ここで、所定のアライメント条件を満たし、かつ、被検眼の開瞼状態及び瞳孔の状態が適正と判定されると、制御部80は、自動撮影が可能な状態とし、瞬きの検出を開始させ、被検眼の瞬きを検出したことをトリガとして自動的に撮影を行うタイミングを設定し、設定した撮影タイミングを用いて自動撮影を行う。なお、以降の制御は、先に示した説明と同様であるため、説明を省略する。
以上のような構成とすれば、オートアライメント制御及びオートフォーカス制御により被検眼の眼底を自動的に撮影する場合、小瞳孔眼や白内障眼のようなオートフォーカスが困難な被検眼の場合であっても、スムーズに手動によるフォーカス調整ができる。また、フォーカス調整後は、簡単な操作によって、シビアなアライメント許容範囲でのオートアライメント制御及び自動撮影が可能となるため、不慣れな検者であっても容易に眼底撮影が可能となる。
なお、以上の説明においては、アライメント許容範囲A内となるようにXYZ駆動部6を駆動制御させた後、アライメント許容範囲Aよりも広い第2のアライメント許容範囲を設定して,手動によるフォーカス調整を可能な状態としたが、アライメント許容範囲A内となるようにXYZ駆動部6を駆動制御させた後、自動アライメントの作動を一旦中断するようにしてもよい。この場合、撮影スイッチ4bから操作信号が出力されると、自動アライメントの作動が再開される。
また、マニュアルフォーカスモードの前後に行われる第1のアライメント許容範囲Aでの自動アライメントについて、マニュアルフォーカスモードに移行する前のアライメント許容範囲Aと、マニュアルフォーカスモードが終了した後のアライメント許容範囲Aとが厳密に同一の許容範囲である必要はなく、許容範囲Bよりも狭いシビアな自動アライメントが可能な許容範囲が確保されていればよい。

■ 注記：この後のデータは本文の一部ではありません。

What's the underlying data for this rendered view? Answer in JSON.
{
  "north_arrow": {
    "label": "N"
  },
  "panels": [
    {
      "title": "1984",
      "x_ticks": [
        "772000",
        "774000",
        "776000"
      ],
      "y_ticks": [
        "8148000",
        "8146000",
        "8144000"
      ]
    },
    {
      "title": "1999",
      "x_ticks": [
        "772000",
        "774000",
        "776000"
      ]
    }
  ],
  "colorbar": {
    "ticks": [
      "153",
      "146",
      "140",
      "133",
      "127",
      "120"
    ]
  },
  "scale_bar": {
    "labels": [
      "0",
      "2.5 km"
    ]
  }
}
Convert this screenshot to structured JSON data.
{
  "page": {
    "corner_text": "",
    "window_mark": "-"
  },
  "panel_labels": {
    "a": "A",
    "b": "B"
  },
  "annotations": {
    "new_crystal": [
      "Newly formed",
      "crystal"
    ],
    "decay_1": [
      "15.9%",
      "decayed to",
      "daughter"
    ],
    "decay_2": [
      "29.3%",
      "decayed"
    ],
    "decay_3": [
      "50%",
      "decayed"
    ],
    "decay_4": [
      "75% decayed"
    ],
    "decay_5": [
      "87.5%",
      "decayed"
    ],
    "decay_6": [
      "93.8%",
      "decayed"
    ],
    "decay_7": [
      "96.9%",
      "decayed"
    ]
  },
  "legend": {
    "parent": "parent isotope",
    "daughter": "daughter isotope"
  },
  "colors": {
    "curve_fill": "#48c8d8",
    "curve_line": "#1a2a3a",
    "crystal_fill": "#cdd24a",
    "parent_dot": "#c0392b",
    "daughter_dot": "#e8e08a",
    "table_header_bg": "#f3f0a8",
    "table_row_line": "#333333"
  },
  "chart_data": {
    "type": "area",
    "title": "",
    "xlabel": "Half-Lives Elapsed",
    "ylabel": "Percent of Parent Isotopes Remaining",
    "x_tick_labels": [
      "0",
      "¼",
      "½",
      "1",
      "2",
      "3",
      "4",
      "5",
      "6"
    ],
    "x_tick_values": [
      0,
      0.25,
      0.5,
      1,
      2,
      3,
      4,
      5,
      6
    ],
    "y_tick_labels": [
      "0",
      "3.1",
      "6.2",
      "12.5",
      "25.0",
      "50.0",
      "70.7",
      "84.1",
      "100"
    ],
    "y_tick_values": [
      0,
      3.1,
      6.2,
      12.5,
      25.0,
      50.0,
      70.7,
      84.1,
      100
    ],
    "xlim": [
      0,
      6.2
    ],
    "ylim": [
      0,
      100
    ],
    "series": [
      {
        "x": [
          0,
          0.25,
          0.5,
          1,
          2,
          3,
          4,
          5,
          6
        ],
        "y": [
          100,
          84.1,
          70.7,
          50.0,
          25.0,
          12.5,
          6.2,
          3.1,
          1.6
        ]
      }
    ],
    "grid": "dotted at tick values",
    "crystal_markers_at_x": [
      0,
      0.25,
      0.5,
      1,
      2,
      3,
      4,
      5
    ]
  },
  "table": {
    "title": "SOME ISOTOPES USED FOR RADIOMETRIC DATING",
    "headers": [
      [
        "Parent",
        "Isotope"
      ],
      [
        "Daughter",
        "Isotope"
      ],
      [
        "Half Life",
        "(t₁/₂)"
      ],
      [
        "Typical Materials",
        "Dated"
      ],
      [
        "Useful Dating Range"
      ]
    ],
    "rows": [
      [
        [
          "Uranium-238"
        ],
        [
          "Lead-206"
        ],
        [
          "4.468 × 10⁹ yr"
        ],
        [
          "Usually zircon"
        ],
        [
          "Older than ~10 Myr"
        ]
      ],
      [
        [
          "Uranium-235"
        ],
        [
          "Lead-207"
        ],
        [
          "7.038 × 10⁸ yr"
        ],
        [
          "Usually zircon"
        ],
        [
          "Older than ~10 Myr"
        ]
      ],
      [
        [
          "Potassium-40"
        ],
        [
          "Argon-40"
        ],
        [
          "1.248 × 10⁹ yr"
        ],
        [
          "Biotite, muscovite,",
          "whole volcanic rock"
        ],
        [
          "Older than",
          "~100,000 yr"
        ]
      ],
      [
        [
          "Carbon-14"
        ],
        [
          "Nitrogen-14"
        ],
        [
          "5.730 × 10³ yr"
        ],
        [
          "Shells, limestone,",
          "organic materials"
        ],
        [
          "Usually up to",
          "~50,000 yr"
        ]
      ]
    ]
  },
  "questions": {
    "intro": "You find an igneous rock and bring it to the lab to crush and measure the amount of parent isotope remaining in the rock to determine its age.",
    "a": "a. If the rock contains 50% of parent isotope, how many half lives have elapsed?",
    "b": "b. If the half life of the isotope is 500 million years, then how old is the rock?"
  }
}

なお、上記マニュアルフォーカスを介する自動撮影について、前述のスイッチ84bによって手動フォーカスモードに元々設定されていた場合であっても、本発明の適用は可能である。この場合、被検眼に対する自動アライメント、開瞼判定、瞳孔径判定後、制御部80は、オートアライメント制御を停止する又はアライメント許容範囲を拡大させて、フォーカススイッチ84dを用いたマニュアルフォーカスを可能な状態とする。そして、制御部80は、撮影スイッチ4bからの操作信号に基づいて、マニュアルフォーカスモードを終了し、オートアライメント制御及び自動撮影制御を再開する。